Extended symmetry of the Maxwell theory with a gauge coupling constant as a conserved charge

TL;DR

This paper extends Maxwell theory by promoting the gauge coupling to a conserved charge through auxiliary fields, restoring local symmetries without introducing new conserved charges, and analyzing the implications via Hamiltonian and BFT formalisms.

Contribution

It demonstrates how to restore local symmetries in Maxwell theory with auxiliary fields using the BFT formalism, clarifying the relationship between extended and original theories.

Findings

Restoring local symmetries does not add new conserved charges.

The extended theory is a gauge-fixed version of the original Maxwell theory.

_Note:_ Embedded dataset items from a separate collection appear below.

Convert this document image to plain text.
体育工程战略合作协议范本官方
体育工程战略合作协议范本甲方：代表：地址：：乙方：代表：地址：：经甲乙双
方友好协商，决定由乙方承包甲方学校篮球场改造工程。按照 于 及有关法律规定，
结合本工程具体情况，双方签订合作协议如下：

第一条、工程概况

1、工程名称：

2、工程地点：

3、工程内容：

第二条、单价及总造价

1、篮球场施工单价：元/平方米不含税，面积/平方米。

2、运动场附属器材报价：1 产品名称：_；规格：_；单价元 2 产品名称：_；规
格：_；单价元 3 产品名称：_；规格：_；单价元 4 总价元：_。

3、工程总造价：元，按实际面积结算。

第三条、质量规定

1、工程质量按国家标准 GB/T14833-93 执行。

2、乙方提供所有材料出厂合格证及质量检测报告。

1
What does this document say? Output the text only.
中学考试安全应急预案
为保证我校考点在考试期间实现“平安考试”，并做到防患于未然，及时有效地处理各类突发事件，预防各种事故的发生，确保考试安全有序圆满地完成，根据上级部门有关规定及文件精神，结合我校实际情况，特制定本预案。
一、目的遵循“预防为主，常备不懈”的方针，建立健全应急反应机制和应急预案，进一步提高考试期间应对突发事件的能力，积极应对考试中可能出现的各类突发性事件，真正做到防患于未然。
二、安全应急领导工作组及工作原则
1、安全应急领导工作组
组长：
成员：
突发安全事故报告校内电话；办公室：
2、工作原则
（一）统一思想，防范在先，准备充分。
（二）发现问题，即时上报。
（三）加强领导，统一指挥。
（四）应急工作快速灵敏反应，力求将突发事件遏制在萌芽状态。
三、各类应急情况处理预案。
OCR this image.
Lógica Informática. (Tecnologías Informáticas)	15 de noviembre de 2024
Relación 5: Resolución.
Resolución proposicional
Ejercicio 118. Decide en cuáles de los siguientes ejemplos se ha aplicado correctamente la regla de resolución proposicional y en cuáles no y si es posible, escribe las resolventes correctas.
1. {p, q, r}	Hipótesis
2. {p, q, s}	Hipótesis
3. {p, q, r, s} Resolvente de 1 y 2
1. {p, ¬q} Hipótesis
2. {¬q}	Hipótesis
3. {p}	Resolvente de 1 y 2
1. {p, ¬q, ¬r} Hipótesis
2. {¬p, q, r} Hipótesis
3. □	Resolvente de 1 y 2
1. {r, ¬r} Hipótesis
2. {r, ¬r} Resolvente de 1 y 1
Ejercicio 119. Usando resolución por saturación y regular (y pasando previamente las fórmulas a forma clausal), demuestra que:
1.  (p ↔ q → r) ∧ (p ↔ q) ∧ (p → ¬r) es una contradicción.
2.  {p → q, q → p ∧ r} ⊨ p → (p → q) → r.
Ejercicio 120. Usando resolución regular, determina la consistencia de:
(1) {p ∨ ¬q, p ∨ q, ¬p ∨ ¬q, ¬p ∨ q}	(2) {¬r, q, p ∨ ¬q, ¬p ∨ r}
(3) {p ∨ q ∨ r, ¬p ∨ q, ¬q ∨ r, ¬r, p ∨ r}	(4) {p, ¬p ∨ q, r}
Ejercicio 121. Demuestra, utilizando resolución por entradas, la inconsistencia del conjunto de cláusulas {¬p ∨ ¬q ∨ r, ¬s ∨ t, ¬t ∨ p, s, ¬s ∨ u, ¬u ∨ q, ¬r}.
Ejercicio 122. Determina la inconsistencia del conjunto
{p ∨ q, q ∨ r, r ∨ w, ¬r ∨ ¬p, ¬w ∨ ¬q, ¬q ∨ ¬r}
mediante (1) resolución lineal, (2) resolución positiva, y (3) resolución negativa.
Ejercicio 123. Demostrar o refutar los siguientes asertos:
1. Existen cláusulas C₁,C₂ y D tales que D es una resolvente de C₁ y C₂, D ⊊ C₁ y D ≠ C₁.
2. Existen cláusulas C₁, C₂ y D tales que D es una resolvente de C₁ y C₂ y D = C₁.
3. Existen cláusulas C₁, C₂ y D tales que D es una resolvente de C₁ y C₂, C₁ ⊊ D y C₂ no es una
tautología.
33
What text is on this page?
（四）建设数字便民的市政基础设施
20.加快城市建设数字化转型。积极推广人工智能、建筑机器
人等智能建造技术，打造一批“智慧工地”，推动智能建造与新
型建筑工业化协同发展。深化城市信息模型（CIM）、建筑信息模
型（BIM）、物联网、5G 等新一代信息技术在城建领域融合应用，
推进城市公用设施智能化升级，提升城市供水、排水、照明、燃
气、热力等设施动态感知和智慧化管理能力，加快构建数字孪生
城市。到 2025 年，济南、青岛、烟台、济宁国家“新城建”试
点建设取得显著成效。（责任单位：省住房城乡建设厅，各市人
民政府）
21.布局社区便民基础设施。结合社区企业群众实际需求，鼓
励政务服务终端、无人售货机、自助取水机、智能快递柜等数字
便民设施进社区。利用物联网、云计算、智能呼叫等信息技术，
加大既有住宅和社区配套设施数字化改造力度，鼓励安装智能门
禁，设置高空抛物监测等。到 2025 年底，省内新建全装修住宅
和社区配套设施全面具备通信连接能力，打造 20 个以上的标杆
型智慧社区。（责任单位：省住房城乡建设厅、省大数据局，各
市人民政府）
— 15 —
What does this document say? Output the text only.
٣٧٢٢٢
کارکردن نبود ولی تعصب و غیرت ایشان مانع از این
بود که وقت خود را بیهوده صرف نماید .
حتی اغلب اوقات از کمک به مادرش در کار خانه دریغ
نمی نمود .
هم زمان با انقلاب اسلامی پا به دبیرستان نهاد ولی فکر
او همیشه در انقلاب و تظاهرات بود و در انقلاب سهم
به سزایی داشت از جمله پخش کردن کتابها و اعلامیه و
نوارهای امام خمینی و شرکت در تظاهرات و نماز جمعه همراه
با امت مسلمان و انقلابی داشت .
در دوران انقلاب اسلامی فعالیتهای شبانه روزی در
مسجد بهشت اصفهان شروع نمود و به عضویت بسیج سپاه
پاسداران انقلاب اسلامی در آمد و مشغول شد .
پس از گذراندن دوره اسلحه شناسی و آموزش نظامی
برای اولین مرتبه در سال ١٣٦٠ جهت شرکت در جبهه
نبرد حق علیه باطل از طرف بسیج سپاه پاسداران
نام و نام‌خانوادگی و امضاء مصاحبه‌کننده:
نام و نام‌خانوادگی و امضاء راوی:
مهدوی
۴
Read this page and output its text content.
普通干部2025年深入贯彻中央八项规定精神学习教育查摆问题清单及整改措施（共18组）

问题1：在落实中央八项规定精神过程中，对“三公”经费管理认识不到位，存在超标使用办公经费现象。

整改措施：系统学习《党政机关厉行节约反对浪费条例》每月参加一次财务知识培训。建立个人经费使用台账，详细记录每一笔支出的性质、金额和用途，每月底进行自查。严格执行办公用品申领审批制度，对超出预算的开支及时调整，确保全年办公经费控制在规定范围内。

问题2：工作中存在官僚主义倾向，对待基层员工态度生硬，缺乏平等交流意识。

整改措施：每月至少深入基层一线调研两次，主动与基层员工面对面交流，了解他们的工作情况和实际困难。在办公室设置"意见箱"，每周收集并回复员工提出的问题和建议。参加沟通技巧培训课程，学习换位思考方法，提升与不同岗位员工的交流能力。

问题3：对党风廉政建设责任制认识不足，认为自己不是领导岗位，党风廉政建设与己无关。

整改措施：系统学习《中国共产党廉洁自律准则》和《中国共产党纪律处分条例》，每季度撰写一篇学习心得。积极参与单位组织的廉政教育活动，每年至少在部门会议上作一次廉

Hamiltonian analysis reveals some constraints are second-class.

Abstract

It has been proposed that any coupling constant in a covariant action can be treated as a conserved charge by promoting the coupling constant to auxiliary fields, typically realized by a scalar field paired with a higher-form gauge field. However, the procedure may break local symmetries, which can be explicitly shown in a simpler setting such as Maxwell theory. The Hamiltonian analysis of Maxwell theory with the auxiliary fields reveals that some of the constraints are second-class. Applying the BFT formalism, we restore the broken local symmetries and obtain a fully symmetric action defined on an extended configuration space. Despite the restoration of the local symmetries, no additional conserved charges are associated with the recovered symmetries. Consequently, the original theory turns out to be the gauge-fixed version of the extended theory.